While citing examples of the third language subjects in school education of Arunachal Pradesh, Dr. N. T. Rikam, Registrar of RGU urged the CFEL in collaboration with the native speakers to develop the language in a book form so that it can be learned in and out of school by future generations. He stressed the need for looking at the future implications of the language lost and urged the Ashing speakers to adopt strategies to preserve their language before it is lost forever.

The resource person from Ashing Community includes Mrs. Gommang Tamut, Chitut Dawa Danggen, Nuni Siboh and Dongkong Siboh.

While thanking the university, Dawa stated that they have been thinking of a way to preserve the Ashing language so that it can help the future generations to learn the language. He assured to extend every possible help to the RGU research team in the preservation and documentation of their language and culture.

Mrs. Gommang Tamut, who is the only competent Ashing speaker, says that she will continue to speak the Ashing language till the Sun and Moon keep rising. She urged the university fraternity to extend help in the best possible way to preserve their language and culture.

Dugbang Lipir who belongs from Tangam (Adi) community is also attending the program as a language consultant and interpreter. During the interaction program, Lipir who is from Kuging village mentioned that the preservation of any language is a two-way process wherein the efforts of both the native speakers and collaboration agencies like RGU and Governments are essential. He thanked the RGU fraternity for providing this sort of platform and urged them to continue documenting the language and culture of the community like Ashing.

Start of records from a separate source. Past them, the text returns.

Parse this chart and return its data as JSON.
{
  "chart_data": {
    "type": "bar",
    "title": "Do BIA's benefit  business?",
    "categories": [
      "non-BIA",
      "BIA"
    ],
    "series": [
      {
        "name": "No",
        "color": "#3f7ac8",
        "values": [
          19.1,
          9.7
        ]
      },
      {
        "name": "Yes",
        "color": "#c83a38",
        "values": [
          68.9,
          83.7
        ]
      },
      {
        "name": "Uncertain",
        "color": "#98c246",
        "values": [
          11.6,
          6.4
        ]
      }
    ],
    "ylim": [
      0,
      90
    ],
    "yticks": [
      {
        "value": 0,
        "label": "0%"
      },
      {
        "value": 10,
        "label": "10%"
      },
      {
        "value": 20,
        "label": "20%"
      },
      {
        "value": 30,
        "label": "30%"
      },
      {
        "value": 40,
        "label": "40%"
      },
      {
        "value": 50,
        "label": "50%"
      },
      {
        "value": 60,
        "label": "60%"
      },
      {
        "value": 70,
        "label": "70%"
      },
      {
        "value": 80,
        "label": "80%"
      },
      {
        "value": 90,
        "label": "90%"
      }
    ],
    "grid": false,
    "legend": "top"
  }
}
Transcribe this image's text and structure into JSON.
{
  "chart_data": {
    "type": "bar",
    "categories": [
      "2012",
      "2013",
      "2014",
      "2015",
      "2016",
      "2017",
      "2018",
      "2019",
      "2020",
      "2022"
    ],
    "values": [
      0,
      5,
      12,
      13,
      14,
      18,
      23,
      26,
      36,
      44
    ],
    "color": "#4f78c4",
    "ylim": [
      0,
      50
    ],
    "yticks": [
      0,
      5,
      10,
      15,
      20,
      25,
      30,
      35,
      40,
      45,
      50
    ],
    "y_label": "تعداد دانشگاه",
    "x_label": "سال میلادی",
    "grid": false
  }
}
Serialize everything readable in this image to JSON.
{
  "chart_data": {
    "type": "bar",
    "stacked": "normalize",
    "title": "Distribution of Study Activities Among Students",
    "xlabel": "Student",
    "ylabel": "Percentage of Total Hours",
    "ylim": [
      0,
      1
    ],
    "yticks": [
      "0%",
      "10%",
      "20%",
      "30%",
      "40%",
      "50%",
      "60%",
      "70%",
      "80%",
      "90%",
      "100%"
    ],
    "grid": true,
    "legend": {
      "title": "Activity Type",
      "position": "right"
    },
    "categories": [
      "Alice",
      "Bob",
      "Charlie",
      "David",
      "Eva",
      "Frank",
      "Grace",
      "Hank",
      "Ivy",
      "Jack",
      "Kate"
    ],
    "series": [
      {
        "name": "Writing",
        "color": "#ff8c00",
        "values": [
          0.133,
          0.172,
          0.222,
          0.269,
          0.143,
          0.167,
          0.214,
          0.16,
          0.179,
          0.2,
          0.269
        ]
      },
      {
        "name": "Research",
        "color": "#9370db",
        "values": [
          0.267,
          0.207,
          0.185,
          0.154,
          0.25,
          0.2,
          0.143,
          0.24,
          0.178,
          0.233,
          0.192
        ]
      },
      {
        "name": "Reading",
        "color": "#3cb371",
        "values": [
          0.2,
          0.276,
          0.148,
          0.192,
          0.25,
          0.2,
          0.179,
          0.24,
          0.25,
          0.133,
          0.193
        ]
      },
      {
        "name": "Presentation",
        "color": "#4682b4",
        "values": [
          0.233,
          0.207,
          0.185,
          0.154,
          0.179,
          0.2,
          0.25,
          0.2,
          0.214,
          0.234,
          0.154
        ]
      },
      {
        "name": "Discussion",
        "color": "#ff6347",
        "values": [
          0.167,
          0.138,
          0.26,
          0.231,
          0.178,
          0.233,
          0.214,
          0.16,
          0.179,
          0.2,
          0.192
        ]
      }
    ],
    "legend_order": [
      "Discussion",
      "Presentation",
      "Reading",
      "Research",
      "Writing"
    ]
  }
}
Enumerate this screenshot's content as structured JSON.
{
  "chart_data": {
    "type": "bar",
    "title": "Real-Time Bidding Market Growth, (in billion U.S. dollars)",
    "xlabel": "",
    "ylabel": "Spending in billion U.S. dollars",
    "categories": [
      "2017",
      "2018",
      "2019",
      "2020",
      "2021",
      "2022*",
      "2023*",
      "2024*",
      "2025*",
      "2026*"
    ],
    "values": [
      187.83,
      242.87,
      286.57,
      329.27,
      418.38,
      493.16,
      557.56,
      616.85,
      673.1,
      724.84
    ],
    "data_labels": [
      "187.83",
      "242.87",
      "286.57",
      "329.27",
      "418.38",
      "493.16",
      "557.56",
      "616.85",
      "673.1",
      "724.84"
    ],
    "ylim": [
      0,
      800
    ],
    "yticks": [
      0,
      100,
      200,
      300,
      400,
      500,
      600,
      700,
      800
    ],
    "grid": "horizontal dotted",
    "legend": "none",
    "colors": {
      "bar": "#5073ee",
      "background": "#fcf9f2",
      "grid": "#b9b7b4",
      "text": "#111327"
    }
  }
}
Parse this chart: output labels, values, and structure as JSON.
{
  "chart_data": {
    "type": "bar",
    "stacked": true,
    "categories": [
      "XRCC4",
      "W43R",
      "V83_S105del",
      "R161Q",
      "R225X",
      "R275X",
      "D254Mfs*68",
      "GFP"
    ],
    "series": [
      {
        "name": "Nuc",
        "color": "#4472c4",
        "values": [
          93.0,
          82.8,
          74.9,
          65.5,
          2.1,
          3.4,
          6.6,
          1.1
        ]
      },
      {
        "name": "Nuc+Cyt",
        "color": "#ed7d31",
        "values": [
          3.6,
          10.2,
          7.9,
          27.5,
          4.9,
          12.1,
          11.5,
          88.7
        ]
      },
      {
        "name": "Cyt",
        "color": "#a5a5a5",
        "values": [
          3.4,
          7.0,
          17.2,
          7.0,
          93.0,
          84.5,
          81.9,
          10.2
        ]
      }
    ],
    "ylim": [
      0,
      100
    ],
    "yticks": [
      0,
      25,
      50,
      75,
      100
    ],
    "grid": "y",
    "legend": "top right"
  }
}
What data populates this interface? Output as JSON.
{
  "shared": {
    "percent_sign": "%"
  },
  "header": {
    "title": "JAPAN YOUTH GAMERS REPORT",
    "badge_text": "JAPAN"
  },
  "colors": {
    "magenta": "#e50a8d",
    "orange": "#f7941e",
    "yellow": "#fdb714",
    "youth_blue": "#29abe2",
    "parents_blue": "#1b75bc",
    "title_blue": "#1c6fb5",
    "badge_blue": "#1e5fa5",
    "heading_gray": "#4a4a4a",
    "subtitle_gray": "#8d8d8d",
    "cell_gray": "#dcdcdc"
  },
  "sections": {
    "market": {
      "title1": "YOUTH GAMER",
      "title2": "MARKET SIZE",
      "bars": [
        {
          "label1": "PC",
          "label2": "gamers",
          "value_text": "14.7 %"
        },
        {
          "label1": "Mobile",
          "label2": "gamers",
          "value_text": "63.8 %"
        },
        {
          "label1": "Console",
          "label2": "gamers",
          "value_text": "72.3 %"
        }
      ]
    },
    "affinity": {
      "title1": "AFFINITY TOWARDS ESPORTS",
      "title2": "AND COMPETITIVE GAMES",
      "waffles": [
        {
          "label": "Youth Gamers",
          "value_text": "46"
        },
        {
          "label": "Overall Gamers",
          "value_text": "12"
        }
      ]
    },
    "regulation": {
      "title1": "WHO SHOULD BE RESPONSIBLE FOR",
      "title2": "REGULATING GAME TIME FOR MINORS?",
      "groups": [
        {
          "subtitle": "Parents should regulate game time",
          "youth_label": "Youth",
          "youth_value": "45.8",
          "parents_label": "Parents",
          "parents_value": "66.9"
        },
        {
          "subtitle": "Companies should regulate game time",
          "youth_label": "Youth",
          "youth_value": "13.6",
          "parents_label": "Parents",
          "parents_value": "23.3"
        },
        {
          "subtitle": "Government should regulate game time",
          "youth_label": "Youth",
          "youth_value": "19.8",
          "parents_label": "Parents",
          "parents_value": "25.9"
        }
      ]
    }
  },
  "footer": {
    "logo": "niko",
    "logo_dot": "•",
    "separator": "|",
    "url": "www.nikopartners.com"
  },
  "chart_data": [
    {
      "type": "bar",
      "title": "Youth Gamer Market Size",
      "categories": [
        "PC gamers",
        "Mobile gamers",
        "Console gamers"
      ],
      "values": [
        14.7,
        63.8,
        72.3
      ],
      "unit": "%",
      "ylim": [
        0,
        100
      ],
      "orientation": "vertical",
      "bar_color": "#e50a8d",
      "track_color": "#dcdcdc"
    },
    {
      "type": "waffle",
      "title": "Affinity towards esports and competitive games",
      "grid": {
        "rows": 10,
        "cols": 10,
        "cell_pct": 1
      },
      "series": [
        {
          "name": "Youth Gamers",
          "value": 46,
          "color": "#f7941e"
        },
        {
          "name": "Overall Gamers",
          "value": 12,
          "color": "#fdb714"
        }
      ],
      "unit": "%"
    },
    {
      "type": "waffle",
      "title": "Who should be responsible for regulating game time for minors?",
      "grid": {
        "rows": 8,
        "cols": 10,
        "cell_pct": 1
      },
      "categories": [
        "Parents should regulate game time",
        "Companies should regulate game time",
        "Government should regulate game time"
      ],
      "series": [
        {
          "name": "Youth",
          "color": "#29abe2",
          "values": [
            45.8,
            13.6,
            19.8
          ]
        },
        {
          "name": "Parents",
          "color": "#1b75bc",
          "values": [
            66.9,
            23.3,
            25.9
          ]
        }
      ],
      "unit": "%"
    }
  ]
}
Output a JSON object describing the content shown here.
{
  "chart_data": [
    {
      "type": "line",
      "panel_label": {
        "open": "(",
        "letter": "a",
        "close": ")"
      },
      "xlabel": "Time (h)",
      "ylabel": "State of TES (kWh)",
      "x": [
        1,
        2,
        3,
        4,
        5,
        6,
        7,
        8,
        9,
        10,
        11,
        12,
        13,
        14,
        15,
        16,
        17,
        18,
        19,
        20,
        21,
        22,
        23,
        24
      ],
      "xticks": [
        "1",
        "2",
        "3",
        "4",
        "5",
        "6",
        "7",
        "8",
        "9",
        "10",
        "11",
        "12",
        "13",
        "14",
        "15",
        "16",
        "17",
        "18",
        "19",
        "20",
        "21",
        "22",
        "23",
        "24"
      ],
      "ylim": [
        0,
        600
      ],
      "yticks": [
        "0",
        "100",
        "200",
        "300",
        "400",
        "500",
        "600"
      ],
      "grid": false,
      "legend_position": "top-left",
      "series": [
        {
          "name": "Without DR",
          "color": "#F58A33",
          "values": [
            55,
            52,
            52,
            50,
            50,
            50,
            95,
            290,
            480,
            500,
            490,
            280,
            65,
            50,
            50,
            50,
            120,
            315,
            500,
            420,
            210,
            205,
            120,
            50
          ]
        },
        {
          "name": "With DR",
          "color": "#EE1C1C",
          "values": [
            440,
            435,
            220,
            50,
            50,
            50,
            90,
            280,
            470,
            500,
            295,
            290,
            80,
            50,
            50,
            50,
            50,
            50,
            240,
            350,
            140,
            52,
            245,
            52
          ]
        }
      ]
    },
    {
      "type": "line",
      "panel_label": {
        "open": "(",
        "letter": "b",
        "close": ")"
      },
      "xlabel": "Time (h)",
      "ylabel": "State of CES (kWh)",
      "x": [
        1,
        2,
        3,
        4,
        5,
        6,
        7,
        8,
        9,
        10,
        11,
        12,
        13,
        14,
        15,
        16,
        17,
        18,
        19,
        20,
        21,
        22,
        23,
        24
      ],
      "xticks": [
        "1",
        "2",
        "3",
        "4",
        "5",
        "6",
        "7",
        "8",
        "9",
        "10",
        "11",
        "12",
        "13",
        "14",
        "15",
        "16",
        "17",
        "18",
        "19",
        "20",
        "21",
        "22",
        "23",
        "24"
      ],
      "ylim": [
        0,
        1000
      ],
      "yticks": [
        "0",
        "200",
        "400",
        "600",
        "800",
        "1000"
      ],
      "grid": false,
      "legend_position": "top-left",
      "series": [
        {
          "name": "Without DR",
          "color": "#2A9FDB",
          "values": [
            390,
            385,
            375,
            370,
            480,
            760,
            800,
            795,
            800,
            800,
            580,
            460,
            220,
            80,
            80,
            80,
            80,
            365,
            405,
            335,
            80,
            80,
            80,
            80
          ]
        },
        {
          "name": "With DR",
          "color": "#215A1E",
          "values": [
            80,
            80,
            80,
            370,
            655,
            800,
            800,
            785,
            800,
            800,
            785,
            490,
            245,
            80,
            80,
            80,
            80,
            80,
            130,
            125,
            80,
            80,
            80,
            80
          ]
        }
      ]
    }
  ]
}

Professor S. Simon John, the Coordinator of the Centre for Endangered Languages (CFEL) and the Principal Investigator (PI) of the research project , introduces the background and the purpose of the workshop. He says that the main purpose of the workshop is to bridge the gap between the University and the communities.

Kaling Dabi, the workshop Coordinator and the Research Associate, Centre for Endangered Languages (CFEL) introduces the Ashing native speakers to the university fraternity. He also narrates the month-long fieldwork experiences of the research team in the Ashing villages.

The inaugural programme ended with a vote of thanks by Kombong Darang, Research Associate, Centre for Endangered Languages (CFEL). In his thanksgiving message, he profoundly appreciates the university fraternity led by Professor SaketKushwaha, the Honourable Vice-Chancellor for arranging an interaction programme for speakers of Ashing, the moribund language variety.

The members of the RGU fraternity namely, Prof .Amitava Mitra (Pro-Vice-Chancellor), Prof. Otem Padung (Finance Officer), Prof. R. C. Parida (Director, IQAC), Prof. Sarit Kumar Chaudhuri (HoD, Anthropology), Prof. Jumyir Basar (Director, AITS), and Mr. Moji Riba (HoD, Mass Communication) were also present during the program.